Rapid genotyping of common MeCP2 mutations with an electronic DNA microchip using serial differential hybridization

Abstract

Rett syndrome is a neurodevelopmental disorder that affects females almost exclusively, and in which eight common point mutations on the X-linked MeCP2 gene are knows to cause over 70% of mutation-positive cases. We explored the use of a novel platform to detect the eight common mutations in Rett syndrome patients to expedite and simplify the process of identification of known genotypes. The Nanogen workstation consists of a two-color assay based on electric hybridization and thermal discrimination, all performed on an electronically active NanoChip. This genotyping platform was tested on 362 samples of a pre-determined genotype, which had been previously identified by a combination of DHPLC (denaturing high performance liquid chromatography) and direct sequencing. This genotyping technique proved to be rapid, facile, and displayed a specificity of 100% with 3% ambiguity. In addition, we present consecutive testing of seven mutations on a single pad of the NanoChip. This was accomplished by tagging down two amplimers together and serially hybridizing for seven different loci, allowing us to genotype samples for seven of the eight common Rett mutations on a single pad. This novel method displayed the same level of specificity and accuracy as the single amplimer reactions, and proved to be faster and more economical.

Figure 1.

Schematic diagram of the Nanogen differential hybridization process. A: Attachment of a single set of PCR amplimers on one pad of the NanoChip. B: Fluorescent oligonucleotide probes specific to the wild-type (labeled with Cy-3) and mutant (labeled with Cy-5) base are added to the PCR product-loaded pad. In this case, one probe is a match, the other is mismatched for the base in question.
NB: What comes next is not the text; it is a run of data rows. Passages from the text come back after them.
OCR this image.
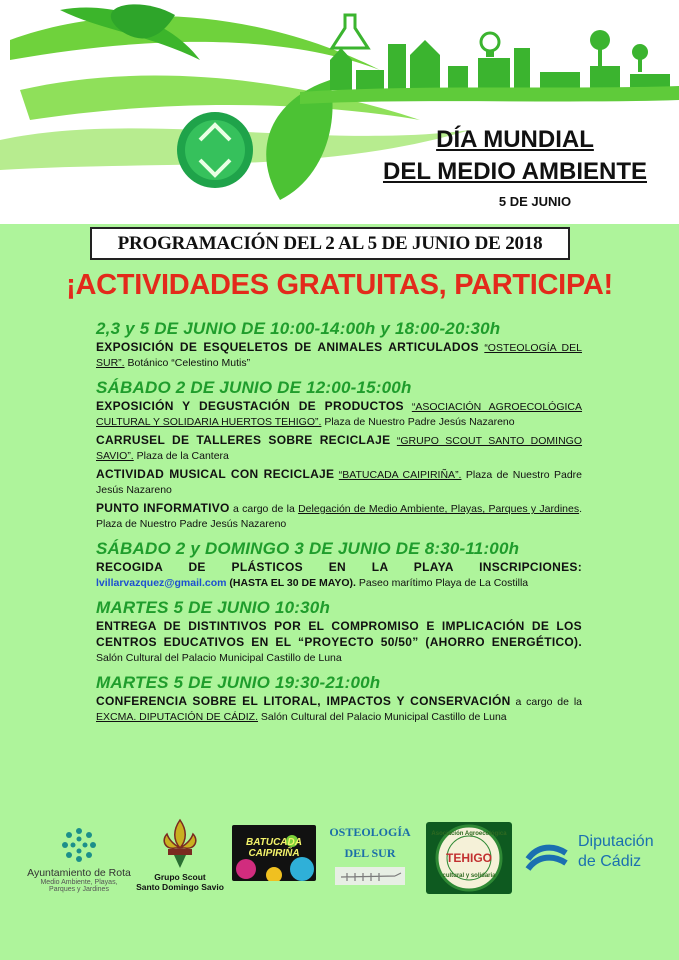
DÍA MUNDIAL
DEL MEDIO AMBIENTE
5 DE JUNIO
PROGRAMACIÓN DEL 2 AL 5 DE JUNIO DE 2018
¡ACTIVIDADES GRATUITAS, PARTICIPA!
2,3 y 5 DE JUNIO DE 10:00-14:00h y 18:00-20:30h
EXPOSICIÓN DE ESQUELETOS DE ANIMALES ARTICULADOS “OSTEOLOGÍA DEL SUR”. Botánico “Celestino Mutis”
SÁBADO 2 DE JUNIO DE 12:00-15:00h
EXPOSICIÓN Y DEGUSTACIÓN DE PRODUCTOS “ASOCIACIÓN AGROECOLÓGICA CULTURAL Y SOLIDARIA HUERTOS TEHIGO”. Plaza de Nuestro Padre Jesús Nazareno
CARRUSEL DE TALLERES SOBRE RECICLAJE “GRUPO SCOUT SANTO DOMINGO SAVIO”. Plaza de la Cantera
ACTIVIDAD MUSICAL CON RECICLAJE “BATUCADA CAIPIRIÑA”. Plaza de Nuestro Padre Jesús Nazareno
PUNTO INFORMATIVO a cargo de la Delegación de Medio Ambiente, Playas, Parques y Jardines. Plaza de Nuestro Padre Jesús Nazareno
SÁBADO 2 y DOMINGO 3 DE JUNIO DE 8:30-11:00h
RECOGIDA DE PLÁSTICOS EN LA PLAYA INSCRIPCIONES: lvillarvazquez@gmail.com (HASTA EL 30 DE MAYO). Paseo marítimo Playa de La Costilla
MARTES 5 DE JUNIO 10:30h
ENTREGA DE DISTINTIVOS POR EL COMPROMISO E IMPLICACIÓN DE LOS CENTROS EDUCATIVOS EN EL “PROYECTO 50/50” (AHORRO ENERGÉTICO). Salón Cultural del Palacio Municipal Castillo de Luna
MARTES 5 DE JUNIO 19:30-21:00h
CONFERENCIA SOBRE EL LITORAL, IMPACTOS Y CONSERVACIÓN a cargo de la EXCMA. DIPUTACIÓN DE CÁDIZ. Salón Cultural del Palacio Municipal Castillo de Luna
Ayuntamiento de Rota
Medio Ambiente, Playas,
Parques y Jardines
Grupo Scout
Santo Domingo Savio
BATUCADA CAIPIRIÑA
OSTEOLOGÍA
DEL SUR
Asociación Agroecológica
TEHIGO
cultural y solidaria
Diputación
de Cádiz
In addition, a 27 to 33-mer stabilizer oligo is added to the pad simultaneously to bind to the complementary area directly 5′ of the mutation. C: Thermal stringency then strips an improperly binding probe while leaving the correct one bound. D: Multiplex binding of two amplimers to the same pad of the NanoChip. The subsequent probing is done serially with distinct probes and stabilizers for one amplimer, followed by thermal stringency and washing, and then the next amplimer is tested.

Figure 2.

Nanogen Reader results for four samples that were heterozygous for MeCP2 mutations and six samples that were homozygous wild-type. After loading onto NanoChips, samples were read by the Nanogen Reader. Arbitrary fluorescence units were measured for both wild-type (Cy-3) and mutant (Cy-5) signals in all samples.

Figure 3.

Nanogen system results for 368 tested samples. After detection of fluorescence, wild-type (Cy-3) and mutant (Cy-5) signals were normalized by a control heterozygous sample. The Nanogen software then used the ratio of the normalized data, shown above, to genotype the sample. The generated results were in agreement with those from previous DHPLC and sequencing.

Figure 4.

Nanogen system results for testing of seven samples. For the samples, each point mutation was probed serially. After detection of fluorescence, calls were made in the same manner as non-multiplexed samples and probes were subsequently stripped, readying the samples for the next test. The generated results were in agreement with those from previous DHPLC and sequencing.